Does a user controlling the temperature in a room with an app have permission to do this? And how are they making this change? Through valid code? That’s one of the challenges Microsoft Digital has to address as more and more experiences roll out across campuses.

The objective is for employee experiences to be available to the right users at the right time, and controlling access keeps Microsoft and its users safe.

The future is a modern campus

No longer restricted by a complex IoT ecosystem, Microsoft Digital can now service employee experiences at scale, irrespective of the devices and sensors that facilitate those user benefits. Deploying experiences can be done through a standardized framework where devices can easily be monitored and maintained for security updates and device health.

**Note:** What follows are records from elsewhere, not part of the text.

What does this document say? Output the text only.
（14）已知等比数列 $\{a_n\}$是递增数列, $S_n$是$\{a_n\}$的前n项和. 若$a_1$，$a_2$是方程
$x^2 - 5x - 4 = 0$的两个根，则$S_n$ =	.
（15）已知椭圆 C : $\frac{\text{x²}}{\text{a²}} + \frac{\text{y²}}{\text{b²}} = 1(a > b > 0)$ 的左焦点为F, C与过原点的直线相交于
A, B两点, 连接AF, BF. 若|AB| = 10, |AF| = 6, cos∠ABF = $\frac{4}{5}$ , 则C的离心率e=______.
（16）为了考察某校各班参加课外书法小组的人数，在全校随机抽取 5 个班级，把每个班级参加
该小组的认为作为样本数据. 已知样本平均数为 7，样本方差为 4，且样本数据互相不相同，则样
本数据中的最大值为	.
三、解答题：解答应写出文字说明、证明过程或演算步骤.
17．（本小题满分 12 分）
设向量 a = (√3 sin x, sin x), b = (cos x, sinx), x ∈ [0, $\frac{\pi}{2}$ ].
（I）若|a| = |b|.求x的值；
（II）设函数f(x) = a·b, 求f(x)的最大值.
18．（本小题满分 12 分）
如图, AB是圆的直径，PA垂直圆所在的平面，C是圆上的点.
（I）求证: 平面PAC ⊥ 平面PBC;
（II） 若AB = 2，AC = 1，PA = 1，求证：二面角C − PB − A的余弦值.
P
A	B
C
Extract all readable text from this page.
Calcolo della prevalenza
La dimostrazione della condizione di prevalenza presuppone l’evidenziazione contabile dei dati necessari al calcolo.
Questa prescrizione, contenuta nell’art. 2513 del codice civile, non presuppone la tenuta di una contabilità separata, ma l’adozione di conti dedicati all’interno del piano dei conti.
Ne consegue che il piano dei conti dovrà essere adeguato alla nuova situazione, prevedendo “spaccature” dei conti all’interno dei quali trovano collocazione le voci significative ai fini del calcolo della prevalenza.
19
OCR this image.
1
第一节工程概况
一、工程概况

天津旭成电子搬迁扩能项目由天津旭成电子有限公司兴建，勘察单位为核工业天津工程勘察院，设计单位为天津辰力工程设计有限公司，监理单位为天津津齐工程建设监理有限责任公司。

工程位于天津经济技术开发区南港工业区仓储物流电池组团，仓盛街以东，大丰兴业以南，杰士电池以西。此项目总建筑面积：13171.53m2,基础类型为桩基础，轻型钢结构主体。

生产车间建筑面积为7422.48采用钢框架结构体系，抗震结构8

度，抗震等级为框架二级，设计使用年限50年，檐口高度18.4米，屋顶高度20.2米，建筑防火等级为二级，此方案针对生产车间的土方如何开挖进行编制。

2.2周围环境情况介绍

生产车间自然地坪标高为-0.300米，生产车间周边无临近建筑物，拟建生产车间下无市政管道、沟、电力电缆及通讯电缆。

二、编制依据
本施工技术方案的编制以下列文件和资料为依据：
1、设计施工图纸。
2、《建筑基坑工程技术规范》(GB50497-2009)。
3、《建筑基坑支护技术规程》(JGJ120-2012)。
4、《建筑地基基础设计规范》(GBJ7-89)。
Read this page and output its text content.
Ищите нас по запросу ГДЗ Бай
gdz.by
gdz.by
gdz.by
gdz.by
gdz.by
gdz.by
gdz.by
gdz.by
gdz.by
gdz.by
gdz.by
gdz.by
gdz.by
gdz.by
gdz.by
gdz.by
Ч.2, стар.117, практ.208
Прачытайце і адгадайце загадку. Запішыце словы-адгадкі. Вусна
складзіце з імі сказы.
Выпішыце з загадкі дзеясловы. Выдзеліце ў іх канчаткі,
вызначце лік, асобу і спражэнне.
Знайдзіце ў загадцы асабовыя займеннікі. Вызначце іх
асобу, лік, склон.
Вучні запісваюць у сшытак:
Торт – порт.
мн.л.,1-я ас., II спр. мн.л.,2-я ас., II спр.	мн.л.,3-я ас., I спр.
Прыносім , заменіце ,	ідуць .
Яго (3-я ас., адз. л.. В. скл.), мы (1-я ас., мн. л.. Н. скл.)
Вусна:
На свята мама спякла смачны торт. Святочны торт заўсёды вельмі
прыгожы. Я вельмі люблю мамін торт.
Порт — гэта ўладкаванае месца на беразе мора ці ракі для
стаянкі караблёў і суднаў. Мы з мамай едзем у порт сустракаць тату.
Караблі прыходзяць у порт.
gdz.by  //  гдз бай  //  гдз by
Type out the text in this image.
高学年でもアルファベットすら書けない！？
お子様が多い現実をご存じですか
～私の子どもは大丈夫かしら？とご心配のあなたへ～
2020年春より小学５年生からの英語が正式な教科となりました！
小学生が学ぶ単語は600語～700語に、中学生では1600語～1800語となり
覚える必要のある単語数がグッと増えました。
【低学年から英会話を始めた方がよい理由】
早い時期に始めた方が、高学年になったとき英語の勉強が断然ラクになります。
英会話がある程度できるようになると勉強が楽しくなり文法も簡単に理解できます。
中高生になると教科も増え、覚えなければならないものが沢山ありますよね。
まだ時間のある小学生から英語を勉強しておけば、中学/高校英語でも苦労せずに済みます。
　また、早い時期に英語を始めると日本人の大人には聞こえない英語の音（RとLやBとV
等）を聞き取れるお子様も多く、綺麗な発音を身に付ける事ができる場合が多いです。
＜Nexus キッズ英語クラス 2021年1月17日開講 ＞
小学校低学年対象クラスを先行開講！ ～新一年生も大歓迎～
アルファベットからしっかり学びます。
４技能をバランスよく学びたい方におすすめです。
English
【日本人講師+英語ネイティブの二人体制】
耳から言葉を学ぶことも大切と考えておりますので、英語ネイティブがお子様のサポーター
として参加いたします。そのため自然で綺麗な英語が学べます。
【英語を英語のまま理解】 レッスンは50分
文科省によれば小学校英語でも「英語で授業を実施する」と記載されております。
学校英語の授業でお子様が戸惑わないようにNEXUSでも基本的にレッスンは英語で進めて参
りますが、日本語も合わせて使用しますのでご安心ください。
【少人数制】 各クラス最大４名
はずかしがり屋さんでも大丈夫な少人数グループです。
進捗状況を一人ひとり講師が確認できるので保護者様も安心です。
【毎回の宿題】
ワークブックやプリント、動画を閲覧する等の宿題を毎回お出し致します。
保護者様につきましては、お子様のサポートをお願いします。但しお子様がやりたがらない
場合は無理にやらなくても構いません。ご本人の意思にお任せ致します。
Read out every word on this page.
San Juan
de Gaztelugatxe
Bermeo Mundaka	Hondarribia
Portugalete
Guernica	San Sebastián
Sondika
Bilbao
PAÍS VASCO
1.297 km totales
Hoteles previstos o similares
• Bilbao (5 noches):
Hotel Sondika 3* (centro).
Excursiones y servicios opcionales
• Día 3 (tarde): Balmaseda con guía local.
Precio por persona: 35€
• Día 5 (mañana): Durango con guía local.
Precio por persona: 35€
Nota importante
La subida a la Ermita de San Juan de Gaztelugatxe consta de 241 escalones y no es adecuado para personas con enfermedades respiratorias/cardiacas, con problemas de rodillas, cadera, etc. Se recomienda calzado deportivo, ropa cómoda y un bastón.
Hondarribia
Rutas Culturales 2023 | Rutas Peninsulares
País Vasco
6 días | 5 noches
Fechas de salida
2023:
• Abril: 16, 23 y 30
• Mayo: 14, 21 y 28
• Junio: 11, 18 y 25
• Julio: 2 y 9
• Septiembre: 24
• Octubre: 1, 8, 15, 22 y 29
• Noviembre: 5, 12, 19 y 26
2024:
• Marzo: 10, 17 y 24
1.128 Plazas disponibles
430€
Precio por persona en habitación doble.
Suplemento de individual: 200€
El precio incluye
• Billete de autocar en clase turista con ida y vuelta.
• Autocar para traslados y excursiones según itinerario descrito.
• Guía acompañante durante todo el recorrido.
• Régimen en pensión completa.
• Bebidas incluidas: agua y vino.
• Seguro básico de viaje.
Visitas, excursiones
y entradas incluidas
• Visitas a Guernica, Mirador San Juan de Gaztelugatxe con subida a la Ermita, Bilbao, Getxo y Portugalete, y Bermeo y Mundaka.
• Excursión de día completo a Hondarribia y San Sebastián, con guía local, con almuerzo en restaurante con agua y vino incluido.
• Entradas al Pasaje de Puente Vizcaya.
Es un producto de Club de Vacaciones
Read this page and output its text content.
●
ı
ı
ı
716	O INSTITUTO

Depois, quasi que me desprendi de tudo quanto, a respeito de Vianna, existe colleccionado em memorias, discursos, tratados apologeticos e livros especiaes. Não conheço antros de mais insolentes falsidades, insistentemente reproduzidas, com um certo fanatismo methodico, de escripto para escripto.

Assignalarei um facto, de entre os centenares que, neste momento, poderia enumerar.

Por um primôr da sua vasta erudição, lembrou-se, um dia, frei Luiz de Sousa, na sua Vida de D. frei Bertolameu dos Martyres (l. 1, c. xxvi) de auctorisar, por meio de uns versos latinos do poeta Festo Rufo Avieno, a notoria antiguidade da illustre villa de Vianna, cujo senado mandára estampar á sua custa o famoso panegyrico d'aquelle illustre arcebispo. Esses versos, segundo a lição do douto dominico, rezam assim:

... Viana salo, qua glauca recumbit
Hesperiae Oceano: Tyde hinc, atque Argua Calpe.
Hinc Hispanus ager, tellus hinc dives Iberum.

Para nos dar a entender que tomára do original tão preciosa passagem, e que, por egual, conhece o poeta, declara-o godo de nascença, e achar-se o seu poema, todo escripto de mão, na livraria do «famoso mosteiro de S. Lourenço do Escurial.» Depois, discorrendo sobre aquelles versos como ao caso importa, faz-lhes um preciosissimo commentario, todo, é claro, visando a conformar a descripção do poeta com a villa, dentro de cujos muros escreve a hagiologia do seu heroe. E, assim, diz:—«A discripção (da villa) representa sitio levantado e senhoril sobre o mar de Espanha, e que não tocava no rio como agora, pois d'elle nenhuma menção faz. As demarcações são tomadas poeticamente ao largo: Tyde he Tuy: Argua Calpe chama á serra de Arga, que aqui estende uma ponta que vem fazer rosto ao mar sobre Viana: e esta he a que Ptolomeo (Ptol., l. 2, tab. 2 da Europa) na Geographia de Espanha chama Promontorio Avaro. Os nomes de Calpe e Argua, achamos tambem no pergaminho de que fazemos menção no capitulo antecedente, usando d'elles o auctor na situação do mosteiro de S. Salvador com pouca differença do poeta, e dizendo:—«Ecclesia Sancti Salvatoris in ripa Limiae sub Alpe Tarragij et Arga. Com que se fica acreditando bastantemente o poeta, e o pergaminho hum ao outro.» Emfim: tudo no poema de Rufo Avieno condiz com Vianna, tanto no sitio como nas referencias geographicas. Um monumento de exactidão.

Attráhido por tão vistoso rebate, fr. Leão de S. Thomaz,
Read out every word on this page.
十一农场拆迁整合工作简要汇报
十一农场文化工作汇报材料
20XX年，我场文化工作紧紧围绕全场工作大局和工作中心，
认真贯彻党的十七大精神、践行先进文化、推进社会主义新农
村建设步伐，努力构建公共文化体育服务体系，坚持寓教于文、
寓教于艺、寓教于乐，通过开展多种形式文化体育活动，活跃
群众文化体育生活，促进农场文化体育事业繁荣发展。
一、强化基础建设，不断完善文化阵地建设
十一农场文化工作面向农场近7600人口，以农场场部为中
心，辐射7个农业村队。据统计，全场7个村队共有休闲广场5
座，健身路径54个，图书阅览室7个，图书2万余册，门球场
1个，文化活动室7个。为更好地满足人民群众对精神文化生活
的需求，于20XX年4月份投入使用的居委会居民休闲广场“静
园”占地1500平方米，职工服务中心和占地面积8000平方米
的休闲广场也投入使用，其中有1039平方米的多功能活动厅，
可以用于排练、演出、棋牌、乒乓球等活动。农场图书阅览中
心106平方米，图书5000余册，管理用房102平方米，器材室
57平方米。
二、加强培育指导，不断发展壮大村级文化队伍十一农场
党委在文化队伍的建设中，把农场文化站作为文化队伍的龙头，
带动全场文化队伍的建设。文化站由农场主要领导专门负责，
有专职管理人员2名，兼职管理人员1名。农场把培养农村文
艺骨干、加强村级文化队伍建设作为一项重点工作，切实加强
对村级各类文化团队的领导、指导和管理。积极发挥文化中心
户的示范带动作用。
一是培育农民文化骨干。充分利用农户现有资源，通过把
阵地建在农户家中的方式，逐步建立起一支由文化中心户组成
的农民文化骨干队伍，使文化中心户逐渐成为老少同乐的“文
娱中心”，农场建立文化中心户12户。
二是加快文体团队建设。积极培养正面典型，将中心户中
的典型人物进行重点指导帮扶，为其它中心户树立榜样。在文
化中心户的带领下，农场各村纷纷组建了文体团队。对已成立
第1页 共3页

All of this investment creates stronger employee experiences, but there’s a secondary benefit as well: it improves products like Azure Digital Twins and Azure Maps.

More smart buildings to come

Microsoft continues to develop and expand its real estate properties, including new smart buildings and upgrading existing infrastructure to meet the expectations of employees and visitors. While the scope and turnaround time of keeping pace is a challenge, Microsoft Digital sees an opportunity to install devices, solutions, and experiences that will support modern technology and innovation for the long run.

Different buildings will have different capabilities based on age, operating scenarios, and leased versus owned properties, but Microsoft Digital and GWS wants users to have positive outcomes. These efforts translate to engagement and increased productivity, with devices and experiences being launched and updated at scale.

Encouraging a standardized way to create employee experiences

The size and scope of Microsoft’s smart campuses, specifically how they integrate IoT devices to make lives more productive and enjoyable, is informing the way suppliers develop new technologies. Partnerships with industry groups, including the RealEstateCore, and innovation throughout Microsoft buildings help support industry standards, reducing the burden on other organizations that rely on an abstraction layer for integration. The Real Estate Core has launched DTDL-based models, establishing common ground for IoT suppliers and smart buildings. As more companies develop IoT systems that expose data in a uniform way, vendors will be able to better integrate with each other, allowing enterprises to build even greater employee experiences.

Becoming less reliant on the Digital Integration Platform

The DIP gives Microsoft Digital a way to expose data and work with disparate devices to create wayfinding, occupancy, hotdesking, and other employee experiences.